I did and saw many a cat under cars avoiding the mockers. They are relentless.
steverinoCT
My mother named the cardinals “John” and “Marsha”, after the Stan Freberg routine. They seem to have followed me here to Connecticut, and to the umpteenth generation; they’re still John and Marsha.
The neighbor’s cat took out a young mockingbird, and the parents (nesting in one of my trees) never let him forget it.
J R in WV
This past winter we saw a Mountain Bluebird in SE Arizona. We had a guide book with us, saw the bird, which is amazingly rich blue, bluer than Eastern Bluebird by far, looked it up to be sure.
We are getting a whole slew of new birds by spending time out west. The house is on a bench cut into a foothill at 5500 feet. Ravens frequently cruise motionless in the wind just a few feet from the edge of the bench.
This drove the two dogs we took with us berserk – they would run along the edge of the bench barking at the birds, who would ignore the dogs, mostly. If a dog had jumped after the bird, they would have fallen 30-40 feet and landed in desert scrub, cactus, pinon, rocks and scrub brush.

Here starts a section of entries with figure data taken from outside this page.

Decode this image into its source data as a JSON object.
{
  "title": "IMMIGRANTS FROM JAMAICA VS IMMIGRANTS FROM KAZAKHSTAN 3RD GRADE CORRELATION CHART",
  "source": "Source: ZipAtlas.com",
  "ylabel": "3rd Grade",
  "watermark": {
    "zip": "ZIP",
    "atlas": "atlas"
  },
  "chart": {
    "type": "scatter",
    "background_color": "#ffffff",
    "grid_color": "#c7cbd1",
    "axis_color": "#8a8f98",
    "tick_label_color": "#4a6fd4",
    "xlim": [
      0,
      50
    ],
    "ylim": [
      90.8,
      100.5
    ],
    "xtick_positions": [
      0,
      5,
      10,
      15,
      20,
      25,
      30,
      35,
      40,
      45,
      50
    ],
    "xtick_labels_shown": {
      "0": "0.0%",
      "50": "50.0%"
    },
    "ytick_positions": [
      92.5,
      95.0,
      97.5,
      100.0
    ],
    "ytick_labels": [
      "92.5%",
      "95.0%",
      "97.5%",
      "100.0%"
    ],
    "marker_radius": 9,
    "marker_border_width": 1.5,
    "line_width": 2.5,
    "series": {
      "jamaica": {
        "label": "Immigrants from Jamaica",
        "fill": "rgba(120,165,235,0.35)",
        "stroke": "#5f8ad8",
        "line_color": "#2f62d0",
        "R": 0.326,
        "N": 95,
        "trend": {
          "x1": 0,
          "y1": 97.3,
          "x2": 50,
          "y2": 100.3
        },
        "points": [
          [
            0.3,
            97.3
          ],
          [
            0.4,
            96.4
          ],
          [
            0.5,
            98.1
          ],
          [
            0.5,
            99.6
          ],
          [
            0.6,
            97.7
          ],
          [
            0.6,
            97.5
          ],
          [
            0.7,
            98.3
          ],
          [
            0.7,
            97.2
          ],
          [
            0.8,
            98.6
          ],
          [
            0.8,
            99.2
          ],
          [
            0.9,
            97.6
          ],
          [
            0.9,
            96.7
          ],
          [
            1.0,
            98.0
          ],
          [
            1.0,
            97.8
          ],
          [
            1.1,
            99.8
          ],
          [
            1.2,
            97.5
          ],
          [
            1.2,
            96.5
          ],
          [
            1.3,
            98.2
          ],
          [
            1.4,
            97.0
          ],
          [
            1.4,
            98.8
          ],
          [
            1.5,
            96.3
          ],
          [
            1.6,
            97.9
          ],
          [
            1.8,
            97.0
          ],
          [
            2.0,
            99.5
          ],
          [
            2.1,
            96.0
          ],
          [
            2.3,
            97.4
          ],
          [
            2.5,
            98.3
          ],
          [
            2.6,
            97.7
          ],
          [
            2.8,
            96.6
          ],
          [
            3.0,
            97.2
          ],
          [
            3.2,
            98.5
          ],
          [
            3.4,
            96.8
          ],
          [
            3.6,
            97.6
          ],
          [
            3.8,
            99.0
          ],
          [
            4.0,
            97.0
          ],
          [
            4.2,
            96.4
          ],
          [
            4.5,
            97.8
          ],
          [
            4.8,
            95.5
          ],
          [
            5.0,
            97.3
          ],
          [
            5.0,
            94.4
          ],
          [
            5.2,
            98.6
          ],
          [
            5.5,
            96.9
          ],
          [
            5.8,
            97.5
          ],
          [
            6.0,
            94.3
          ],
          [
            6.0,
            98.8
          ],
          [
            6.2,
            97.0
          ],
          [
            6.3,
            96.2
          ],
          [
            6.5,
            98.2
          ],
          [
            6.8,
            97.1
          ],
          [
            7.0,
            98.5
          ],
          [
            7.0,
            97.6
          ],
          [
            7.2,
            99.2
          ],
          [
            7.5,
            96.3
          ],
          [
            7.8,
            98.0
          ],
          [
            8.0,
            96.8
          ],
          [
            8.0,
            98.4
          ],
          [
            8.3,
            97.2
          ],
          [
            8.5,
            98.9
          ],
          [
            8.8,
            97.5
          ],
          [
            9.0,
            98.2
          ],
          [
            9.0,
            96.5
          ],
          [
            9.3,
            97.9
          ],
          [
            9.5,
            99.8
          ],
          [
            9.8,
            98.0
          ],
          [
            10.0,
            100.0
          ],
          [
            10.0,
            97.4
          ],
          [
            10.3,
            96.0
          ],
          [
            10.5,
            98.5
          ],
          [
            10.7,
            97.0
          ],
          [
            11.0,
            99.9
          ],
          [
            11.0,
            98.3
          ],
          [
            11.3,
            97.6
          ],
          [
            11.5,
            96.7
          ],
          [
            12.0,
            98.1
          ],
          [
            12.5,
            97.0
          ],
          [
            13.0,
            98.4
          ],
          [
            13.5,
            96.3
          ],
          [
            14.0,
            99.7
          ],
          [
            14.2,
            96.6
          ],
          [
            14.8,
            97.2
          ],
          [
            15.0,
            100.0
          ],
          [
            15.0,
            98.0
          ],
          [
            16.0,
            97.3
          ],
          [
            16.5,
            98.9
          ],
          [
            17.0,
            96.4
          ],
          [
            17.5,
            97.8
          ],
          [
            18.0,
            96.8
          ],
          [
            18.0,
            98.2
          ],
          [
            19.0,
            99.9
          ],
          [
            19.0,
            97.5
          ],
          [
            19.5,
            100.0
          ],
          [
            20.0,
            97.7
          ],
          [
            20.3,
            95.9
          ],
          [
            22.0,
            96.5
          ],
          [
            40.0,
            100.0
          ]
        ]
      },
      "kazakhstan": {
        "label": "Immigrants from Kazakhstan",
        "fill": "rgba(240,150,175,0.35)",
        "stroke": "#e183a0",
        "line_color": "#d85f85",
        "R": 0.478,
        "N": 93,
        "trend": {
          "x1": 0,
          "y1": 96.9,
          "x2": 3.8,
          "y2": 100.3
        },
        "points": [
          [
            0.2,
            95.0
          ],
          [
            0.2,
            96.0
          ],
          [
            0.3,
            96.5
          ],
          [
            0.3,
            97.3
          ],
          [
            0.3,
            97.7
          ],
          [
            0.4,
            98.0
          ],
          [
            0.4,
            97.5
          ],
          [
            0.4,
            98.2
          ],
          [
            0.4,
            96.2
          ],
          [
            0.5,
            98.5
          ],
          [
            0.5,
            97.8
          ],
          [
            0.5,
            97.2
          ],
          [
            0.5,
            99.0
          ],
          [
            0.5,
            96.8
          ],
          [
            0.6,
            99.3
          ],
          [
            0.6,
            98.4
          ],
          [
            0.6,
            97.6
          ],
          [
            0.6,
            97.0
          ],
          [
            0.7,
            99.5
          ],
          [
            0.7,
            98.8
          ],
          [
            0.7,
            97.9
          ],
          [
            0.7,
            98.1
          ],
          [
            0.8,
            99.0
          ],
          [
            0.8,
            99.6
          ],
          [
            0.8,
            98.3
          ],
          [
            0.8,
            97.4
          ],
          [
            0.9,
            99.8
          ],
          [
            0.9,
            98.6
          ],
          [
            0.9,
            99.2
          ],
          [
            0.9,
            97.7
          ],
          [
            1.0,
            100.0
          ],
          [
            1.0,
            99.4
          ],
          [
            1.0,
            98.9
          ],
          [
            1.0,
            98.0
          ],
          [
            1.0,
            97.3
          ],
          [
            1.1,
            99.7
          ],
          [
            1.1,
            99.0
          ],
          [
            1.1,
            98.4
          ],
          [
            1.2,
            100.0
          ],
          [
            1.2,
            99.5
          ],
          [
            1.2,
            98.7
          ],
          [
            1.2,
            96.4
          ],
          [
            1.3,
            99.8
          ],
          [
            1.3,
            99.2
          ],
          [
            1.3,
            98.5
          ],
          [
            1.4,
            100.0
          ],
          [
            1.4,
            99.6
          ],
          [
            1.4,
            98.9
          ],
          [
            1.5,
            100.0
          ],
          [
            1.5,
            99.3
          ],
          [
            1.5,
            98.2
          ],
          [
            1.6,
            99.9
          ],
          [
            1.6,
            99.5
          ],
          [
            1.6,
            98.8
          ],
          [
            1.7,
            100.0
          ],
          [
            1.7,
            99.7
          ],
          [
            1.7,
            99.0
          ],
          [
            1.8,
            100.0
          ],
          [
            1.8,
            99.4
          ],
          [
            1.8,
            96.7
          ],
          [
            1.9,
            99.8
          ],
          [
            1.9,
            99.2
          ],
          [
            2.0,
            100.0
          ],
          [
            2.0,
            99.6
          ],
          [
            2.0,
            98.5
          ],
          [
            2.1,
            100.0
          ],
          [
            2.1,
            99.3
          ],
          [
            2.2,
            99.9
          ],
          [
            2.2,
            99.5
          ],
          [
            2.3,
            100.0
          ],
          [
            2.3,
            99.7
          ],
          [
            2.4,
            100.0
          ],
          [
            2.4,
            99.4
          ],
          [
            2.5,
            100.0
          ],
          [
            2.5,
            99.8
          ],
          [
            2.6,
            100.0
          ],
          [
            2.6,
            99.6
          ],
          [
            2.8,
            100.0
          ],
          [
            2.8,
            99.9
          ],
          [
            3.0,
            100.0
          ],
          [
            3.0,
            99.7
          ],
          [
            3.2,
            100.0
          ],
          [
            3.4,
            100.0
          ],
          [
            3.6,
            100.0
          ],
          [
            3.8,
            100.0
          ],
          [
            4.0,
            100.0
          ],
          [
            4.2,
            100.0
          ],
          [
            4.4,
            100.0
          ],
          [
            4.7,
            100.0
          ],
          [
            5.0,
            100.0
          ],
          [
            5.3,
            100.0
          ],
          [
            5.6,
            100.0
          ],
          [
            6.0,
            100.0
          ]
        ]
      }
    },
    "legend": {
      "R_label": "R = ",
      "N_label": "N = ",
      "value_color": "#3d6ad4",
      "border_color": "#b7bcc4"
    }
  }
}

But the birds were just 8 or 10 feet away, floating on the constant high desert wind.
Lots of hawks, and a large owl we saw when coming in past a stock tank (muddy pond) in late evening. He would drop out of his tree and fly in front of us…
StringOnAStick
We helped my FIL and BIL move to a new, rural home in central MI last week. There is a lake close by, and every time we drove past it we saw Sandhill Cranes, and a flock of wild turkeys a couple of times. The Sandhills were raiding a bird feeder in the front yard of a house; one jumped up and whacked it to knock more seed out. I’d never seen a Sandhill crane in person before, what a large bird!